What are you looking for, homie?

Book Review : Jedidiah Ayres - A F*ckload of Shorts (2012)


Country: USA

Genre: Noir

Pages: 270/315 kb

Order A F*CKLOAD OF SHORTS here



Hey, I'll own it; I've never been a big music fan. I couldn't tell you the names of the guys in Led Zeppelin and I don't know which of the Beatles is still alive or who exactly Nick Jagger was. All I can say is, when I saw the footage of that crackeron TV with the tight jeans and sunglasses, making sex to that guitar, so full of fight and life, and then pictured that he was dead? Maybe I cried a little.

If you ever get involved in the crime fiction community, you will sooner or later meet Jedidiah Ayres. He is an excruciatingly tall person from noirist capital of St-Louis, Missouri and also a master at making things happen. He organized countless Noir @ Bar event, produced two anthologies from the aforementioned booze-soaked reading and helped to keep afloat Subterranean Books by doing that. My point is that he's a very tall and good person, on surface. Whenever he's left alone with a keyboard and the glow of a computer screen at the wee hours of the morning, an evil midget takes over his body. Maybe it's a troll, I don't know. But Jedediah Ayres' dark passenger writes the most perverted, foul, sick and deranged stories. They also happen to be excellent for these very reasons. A F*CKLOAD OF SHORTS is a gateway into Jedediah Ayres' world, a place where the future is the present and if you don't have what it takes to kill your neighbor, you're unlikely to succeed. Kind of like a Sodom A.D.

Most Ayres fans are familiar by now with MAHOGANY & MONOGAMY and A FUCKLOAD OF SCOTCH TAPE, the two epic, mirror stories that could arguably be sold as one novella. Both are brutal pieces of fiction, telling the ins-and-outs of Benji's big money score. Think Alexandre Dumas, mixed with James Ellroy and add a lot of inland violence. My favorite story though (and I think everybody's favorite story) is HOOSIER DADDY, first published in Beat to a Pulp. It's the insane tale of Carl, who allowed himself to be weak and sentimental with the wrong girl and let the demons of jealousy take over. In the strange logic of Ayres' world,  you feel empathy for Carl, even that he's entitled to these feeling, because his competition isn't exactly fair. His newfound love wasn't really looking for a "man" in the proper sense of the term. I laughed out loud at the desperate final line. I think it was intended by the author.

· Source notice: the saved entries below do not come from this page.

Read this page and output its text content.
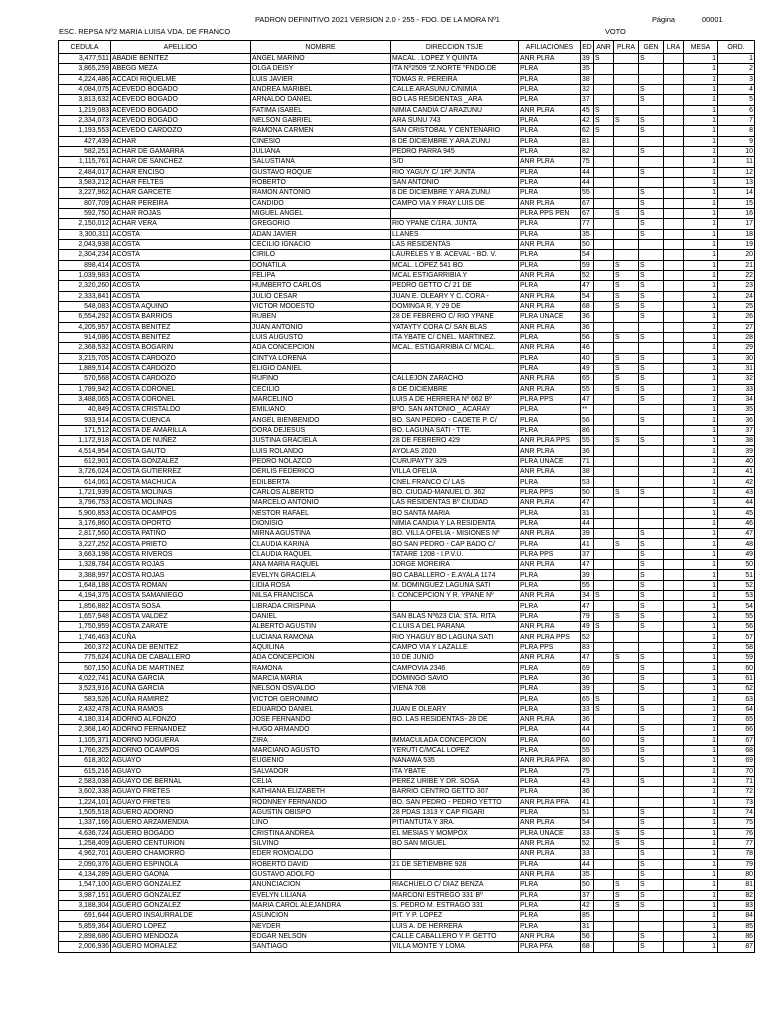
PADRON DEFINITIVO 2021 VERSION 2.0 - 255 - FDO. DE LA MORA Nº1	Página	00001
ESC. REPSA Nº2 MARIA LUISA VDA. DE FRANCO	VOTO
CEDULA	APELLIDO	NOMBRE	DIRECCION TSJE	AFILIACIONES	ED	ANR	PLRA	GEN	LRA	MESA	ORD.
3,477,511	ABADIE BENITEZ	ANGEL MARINO	MACAL . LOPEZ Y QUINTA	ANR PLRA	39	S		S		1	1
3,865,259	ABEGG MEZA	OLGA DEISY	ITA Nº2509 "Z.NORTE "FNDO.DE	PLRA	35					1	2
4,224,486	ACCADI RIQUELME	LUIS JAVIER	TOMAS R. PEREIRA	PLRA	38					1	3
4,084,075	ACEVEDO BOGADO	ANDREA MARIBEL	CALLE ARASUNU C/NIMIA	PLRA	32			S		1	4
3,813,632	ACEVEDO BOGADO	ARNALDO DANIEL	BO LAS RESIDENTAS _ARA	PLRA	37			S		1	5
1,219,083	ACEVEDO BOGADO	FATIMA ISABEL	NIMIA CANDIA C/ ARAZUNU	ANR PLRA	45	S				1	6
2,334,073	ACEVEDO BOGADO	NELSON GABRIEL	ARA SUNU 743	PLRA	42	S	S	S		1	7
1,193,553	ACEVEDO CARDOZO	RAMONA CARMEN	SAN CRISTOBAL Y CENTENARIO	PLRA	62	S		S		1	8
427,439	ACHAR	CINESIO	8 DE DICIEMBRE Y ARA ZUNU	PLRA	81					1	9
582,251	ACHAR DE GAMARRA	JULIANA	PEDRO PARRA 945	PLRA	82			S		1	10
1,115,761	ACHAR DE SANCHEZ	SALUSTIANA	S/D	ANR PLRA	75					1	11
2,484,017	ACHAR ENCISO	GUSTAVO ROQUE	RIO YAGUY C/ 1Rª JUNTA	PLRA	44			S		1	12
3,583,212	ACHAR FELTES	ROBERTO	SAN ANTONIO	PLRA	44					1	13
3,227,962	ACHAR GARCETE	RAMON ANTONIO	8 DE DICIEMBRE Y ARA ZUNU	PLRA	55			S		1	14
807,709	ACHAR PEREIRA	CANDIDO	CAMPO VIA Y FRAY LUIS DE	ANR PLRA	67			S		1	15
592,750	ACHAR ROJAS	MIGUEL ANGEL		PLRA PPS PEN	67		S	S		1	16
2,150,012	ACHAR VERA	GREGORIO	RIO YPANE C/1RA. JUNTA	PLRA	77			S		1	17
3,300,311	ACOSTA	ADAN JAVIER	LLANES	PLRA	35			S		1	18
2,043,938	ACOSTA	CECILIO IGNACIO	LAS RESIDENTAS	ANR PLRA	50					1	19
2,304,234	ACOSTA	CIRILO	LAURELES Y B. ACEVAL - BO. V.	PLRA	54					1	20
898,414	ACOSTA	DONATILA	MCAL. LOPEZ 541 BO.	PLRA	59		S	S		1	21
1,039,983	ACOSTA	FELIPA	MCAL ESTIGARRIBIA Y	ANR PLRA	52		S	S		1	22
2,320,260	ACOSTA	HUMBERTO CARLOS	PEDRO GETTO C/ 21 DE	PLRA	47		S	S		1	23
2,333,841	ACOSTA	JULIO CESAR	JUAN E. OLEARY Y C. CORA -	ANR PLRA	54		S	S		1	24
548,083	ACOSTA AQUINO	VICTOR MODESTO	DOMINGA R. Y 29 DE	ANR PLRA	68		S	S		1	25
6,554,292	ACOSTA BARRIOS	RUBEN	28 DE FEBRERO C/ RIO YPANE	PLRA UNACE	36			S		1	26
4,205,957	ACOSTA BENITEZ	JUAN ANTONIO	YATAYTY CORA C/ SAN BLAS	ANR PLRA	36					1	27
914,086	ACOSTA BENITEZ	LUIS AUGUSTO	ITA YBATE C/ CNEL. MARTINEZ.	PLRA	56		S	S		1	28
2,368,532	ACOSTA BOGARIN	ADA CONCEPCION	MCAL. ESTIGARRIBIA C/ MCAL.	ANR PLRA	46					1	29
3,215,705	ACOSTA CARDOZO	CINTYA LORENA		PLRA	40		S	S		1	30
1,889,514	ACOSTA CARDOZO	ELIGIO DANIEL		PLRA	49		S	S		1	31
570,568	ACOSTA CARDOZO	RUFINO	CALLEJON ZARACHO	ANR PLRA	65		S	S		1	32
1,789,942	ACOSTA CORONEL	CECILIO	8 DE DICIEMBRE	ANR PLRA	55		S	S		1	33
3,488,065	ACOSTA CORONEL	MARCELINO	LUIS A DE HERRERA Nº 662 Bº	PLRA PPS	47			S		1	34
40,849	ACOSTA CRISTALDO	EMILIANO	BºO. SAN ANTONIO _ ACARAY	PLRA	**					1	35
933,914	ACOSTA CUENCA	ANGEL BIENBENIDO	BO. SAN PEDRO - CADETE P. C/	PLRA	56			S		1	36
171,512	ACOSTA DE AMARILLA	DORA DEJESUS	BO. LAGUNA SATI - TTE.	PLRA	86					1	37
1,172,918	ACOSTA DE NUÑEZ	JUSTINA GRACIELA	28 DE FEBRERO 429	ANR PLRA PPS	55		S	S		1	38
4,514,954	ACOSTA GAUTO	LUIS ROLANDO	AYOLAS 2020	ANR PLRA	36					1	39
612,901	ACOSTA GONZALEZ	PEDRO NOLAZCO	CURUPAYTY 329	PLRA UNACE	71					1	40
3,726,024	ACOSTA GUTIERREZ	DERLIS FEDERICO	VILLA OFELIA	ANR PLRA	38					1	41
614,061	ACOSTA MACHUCA	EDILBERTA	CNEL FRANCO C/ LAS	PLRA	53					1	42
1,721,939	ACOSTA MOLINAS	CARLOS ALBERTO	BO. CIUDAD-MANUEL D. 362	PLRA PPS	50		S	S		1	43
3,796,753	ACOSTA MOLINAS	MARCELO ANTONIO	LAS RESIDENTAS Bº CIUDAD	ANR PLRA	47					1	44
5,900,853	ACOSTA OCAMPOS	NESTOR RAFAEL	BO SANTA MARIA	PLRA	31					1	45
3,176,860	ACOSTA OPORTO	DIONISIO	NIMIA CANDIA Y LA RESIDENTA	PLRA	44					1	46
2,817,560	ACOSTA PATIÑO	MIRNA AGUSTINA	BO. VILLA OFELIA - MISIONES Nº	ANR PLRA	39			S		1	47
3,227,252	ACOSTA PRIETO	CLAUDIA KARINA	BO SAN PEDRO - CAP BADO C/	PLRA	41		S	S		1	48
3,663,198	ACOSTA RIVEROS	CLAUDIA RAQUEL	TATARE 1208 - I.P.V.U.	PLRA PPS	37			S		1	49
1,328,784	ACOSTA ROJAS	ANA MARIA RAQUEL	JORGE MOREIRA	ANR PLRA	47			S		1	50
3,388,997	ACOSTA ROJAS	EVELYN GRACIELA	BO CABALLERO - E.AYALA 1174	PLRA	39			S		1	51
1,648,188	ACOSTA ROMAN	LIDIA ROSA	M. DOMINGUEZ LAGUNA SATI	PLRA	55			S		1	52
4,194,375	ACOSTA SAMANIEGO	NILSA FRANCISCA	I. CONCEPCION Y R. YPANE Nº	ANR PLRA	34	S		S		1	53
1,856,882	ACOSTA SOSA	LIBRADA CRISPINA		PLRA	47			S		1	54
1,657,948	ACOSTA VALDEZ	DANIEL	SAN BLAS Nº623 CIA: STA. RITA	PLRA	79		S	S		1	55
1,750,959	ACOSTA ZARATE	ALBERTO AGUSTIN	C.LUIS A DEL PARANA	ANR PLRA	49	S		S		1	56
1,746,463	ACUÑA	LUCIANA RAMONA	RIO YHAGUY BO LAGUNA SATI	ANR PLRA PPS	52					1	57
260,372	ACUÑA DE BENITEZ	AQUILINA	CAMPO VIA Y LAZALLE	PLRA PPS	83					1	58
775,624	ACUÑA DE CABALLERO	ADA CONCEPCION	10 DE JUNIO	ANR PLRA	47		S	S		1	59
507,150	ACUÑA DE MARTINEZ	RAMONA	CAMPOVIA 2346	PLRA	69			S		1	60
4,022,741	ACUÑA GARCIA	MARCIA MARIA	DOMINGO SAVIO	PLRA	36			S		1	61
3,523,916	ACUÑA GARCIA	NELSON OSVALDO	VIENA 708	PLRA	39			S		1	62
583,526	ACUÑA RAMIREZ	VICTOR GERONIMO		PLRA	65	S				1	63
2,432,478	ACUÑA RAMOS	EDUARDO DANIEL	JUAN E OLEARY	PLRA	33	S		S		1	64
4,180,314	ADORNO ALFONZO	JOSE FERNANDO	BO. LAS RESIDENTAS- 28 DE	ANR PLRA	36					1	65
2,368,140	ADORNO FERNANDEZ	HUGO ARMANDO		PLRA	44			S		1	66
1,105,371	ADORNO NOGUERA	ZIRA	IMMACULADA CONCEPCION	PLRA	60			S		1	67
1,766,325	ADORNO OCAMPOS	MARCIANO AGUSTO	YERUTI C/MCAL LOPEZ	PLRA	55			S		1	68
618,302	AGUAYO	EUGENIO	NANAWA 535	ANR PLRA PFA	80			S		1	69
615,216	AGUAYO	SALVADOR	ITA YBATE	PLRA	75					1	70
2,583,038	AGUAYO DE BERNAL	CELIA	PEREZ URIBE Y DR. SOSA	PLRA	43			S		1	71
3,602,338	AGUAYO FRETES	KATHIANA ELIZABETH	BARRIO CENTRO GETTO 307	PLRA	36					1	72
1,224,101	AGUAYO FRETES	RODNNEY FERNANDO	BO. SAN PEDRO - PEDRO YETTO	ANR PLRA PFA	41					1	73
1,505,518	AGUERO ADORNO	AGUSTIN OBISPO	28 PDAS 1313 Y CAP FIGARI	PLRA	51			S		1	74
1,337,166	AGUERO ARZAMENDIA	LINO	PITIANTUTA Y 3RA.	ANR PLRA	54			S		1	75
4,636,724	AGUERO BOGADO	CRISTINA ANDREA	EL MESIAS Y MOMPOX	PLRA UNACE	33		S	S		1	76
1,258,409	AGUERO CENTURION	SILVINO	BO SAN MIGUEL	ANR PLRA	52		S	S		1	77
4,962,701	AGUERO CHAMORRO	EDER ROMOALDO		ANR PLRA	33			S		1	78
2,090,376	AGUERO ESPINOLA	ROBERTO DAVID	21 DE SETIEMBRE 928	PLRA	44			S		1	79
4,134,289	AGUERO GAONA	GUSTAVO ADOLFO		ANR PLRA	35			S		1	80
1,547,100	AGUERO GONZALEZ	ANUNCIACION	RIACHUELO C/ DIAZ BENZA	PLRA	50		S	S		1	81
3,987,151	AGUERO GONZALEZ	EVELYN LILIANA	MARCONI ESTREGO 331 Bº	PLRA	37		S	S		1	82
3,188,304	AGUERO GONZALEZ	MARIA CAROL ALEJANDRA	S. PEDRO M. ESTRAGO 331	PLRA	42		S	S		1	83
691,644	AGUERO INSAURRALDE	ASUNCION	PIT. Y P. LOPEZ	PLRA	85					1	84
5,859,364	AGUERO LOPEZ	NEYDER	LUIS A. DE HERRERA	PLRA	31					1	85
2,898,686	AGUERO MENDOZA	EDGAR NELSON	CALLE CABALLERO Y P. GETTO	ANR PLRA	56			S		1	86
2,006,936	AGUERO MORALEZ	SANTIAGO	VILLA MONTE Y LOMA	PLRA PFA	68			S		1	87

The master plan behind the success of Jedidiah Ayres' stories isn't complicated, but it's both a feat in precision and artistic vision. Let me explain. Most bleak/noir stories are all the same. A guy walks into a bar, everybody's depressed and there's a big score for money offered and the depressed protagonist accepts, because he doesn't care about anything anymore. But in A F*CKLOAD OF SHORTS, Jedidiah Ayres mixes and matches the variables, just to see what happens. The depressed protagonist becomes stupid, the bar becomes a titty bar with manipulative strippers with daddy issues, the shady characters are all gay or have an infatuation with old rock n' roll. It's the tiny, vibrant, sensory details that make these stories stand out and in that regards, Ayres isn't unlike Raymond Chandler, who also carefully chose his setting variables for maximum effect. But he's a Chandler with a perverted sense of humor.

Susie Dross had a husband, you might say, though I wouldn't. I've been one before and let me tell you, any emasculation I may have suffered at the hands of my various ex's would merely feel lik tight pants compared to the continual and public nut flaying Herbert Dross took up as his daily cross. She may as well have kept his testes ties to either end of a baton and twirled the motherfucker in front of a bras band everywhere they went together.

I haven't yet seen the movie adaptation of Ayres' crime epic Mahogany/Fuckload, but now that I understand his universe a little better, I'm dying to. There is nothing in the whole literary landscape that is like Jedidiah Ayres does. There are no criminals like his simple-minded, romantic misfits and no place like his working class settings, full of people who want to take advantage of each other. If you make a good decision and put your hands on this, also check out THE WHOLE BUFFALO, MIRIAM and AMATEURS, who are all worth the (low) price of admission too. Sharp, vibrant storytelling and black humor that go way beyond fart jokes is what Jedidiah Ayres offers here. If he was born in Japan, he'd be a superstar alongside the likes of Ryu Murakami and Takashi Miike already. While it's difficult to see him get mainstream success with such fearless, cutting prose, one can only hope Ayres will reach the status that is rightfully his - cult author.